When it opened the trauma centre in May last year, five years after its inauguration in 2011, the health department ordered a surgeon, an anaesthetist, a lab technician and an X-ray technician to be deputed there. Within a few months, surgeon Dr Shiv Chandrika Hansdah got himself transferred to MGM Medical College and Hospital in Sakchi for academic reasons while no anaesthetist joined the centre.
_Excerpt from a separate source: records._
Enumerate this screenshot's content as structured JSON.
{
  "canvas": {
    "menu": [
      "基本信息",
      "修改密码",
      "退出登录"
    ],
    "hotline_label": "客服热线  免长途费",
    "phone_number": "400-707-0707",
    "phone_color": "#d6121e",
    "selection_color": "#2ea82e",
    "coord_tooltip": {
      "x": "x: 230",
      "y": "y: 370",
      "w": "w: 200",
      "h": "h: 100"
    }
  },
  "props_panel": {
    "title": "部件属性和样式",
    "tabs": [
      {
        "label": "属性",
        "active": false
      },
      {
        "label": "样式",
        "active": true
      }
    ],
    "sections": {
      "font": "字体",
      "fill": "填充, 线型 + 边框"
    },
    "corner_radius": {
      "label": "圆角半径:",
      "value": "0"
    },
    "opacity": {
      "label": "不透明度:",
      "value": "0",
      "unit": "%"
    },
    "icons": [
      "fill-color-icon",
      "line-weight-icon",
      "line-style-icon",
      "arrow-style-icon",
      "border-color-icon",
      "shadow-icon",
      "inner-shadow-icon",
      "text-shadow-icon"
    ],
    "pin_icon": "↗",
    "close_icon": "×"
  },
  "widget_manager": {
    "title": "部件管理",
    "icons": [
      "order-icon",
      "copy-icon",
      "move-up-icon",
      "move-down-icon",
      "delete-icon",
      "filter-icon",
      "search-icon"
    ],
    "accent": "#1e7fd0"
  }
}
"We are yet to get a specialist surgeon or an anaesthetist at the trauma centre. After a lot of effort, we managed to have an arrangement with a local doctor Dr Rituraj Kumar (an MBBS) to man the OPD between 9am and 3pm. We have also arranged an ANM (Malti Purty), lab technician (Aditya Sahu), lab assistant (Abhijit Bag) and ward boy (Gopal Ghosh). The situation will continue like this till we get a full-time surgeon and anaesthetist," said East Singhbhum civil surgeon Dr S.K. Jha.

Director-in-chief of state health services Dr Praveen Chandra admitted manpower issues at both trauma centres in Baharagora and Garhwa. "We are yet to have a specialist surgeon at any of the two trauma centres in the state. We are making an effort for a deputation order from the government at the trauma centres as soon as possible," said Dr Chandra.

But, policemen admit that this lacunae has cost many lives. "Every month, on an average, three or four fatal mishaps take place on both NH-33 and NH-6 stretches that aren't too far away from the trauma centre. If it had been functional 24/7, many precious lives would have been saved. As of now we have to rush victims to MGM Medical College or Tata Main Hospital in Jamshedpur, which are 95km and 100km away," Ghatshila SDPO Sanjeev Kumar Besra said.

But, the trauma centre had always been a showpiece. The double-storey (G+1) structure inaugurated in November 2011 by then JMM's Baharagora MLA Bidyut Baran Mahto, now Jamshedpur MP of the BJP, and built on nearly 2 acres at a cost of Rs 1.32 crore, stayed under lock and key for years till May 2016.

On April 17, 2016, The Telegraph in its report Bloodspill highway minus care, had highlighted how a functional Baharagora trauma centre could have helped mishap victims on the 60km NH-33 stretch between Ghatshila and Baharagora, and the 65-km NH-6 stretch linking Baharagora and Kharagpur.

Acting on the report, state health department took steps to make Baharagora trauma centre functional in May 2016, the report of which was published in The Telegraph on May 6, 2016, Highway trauma centre on fast track.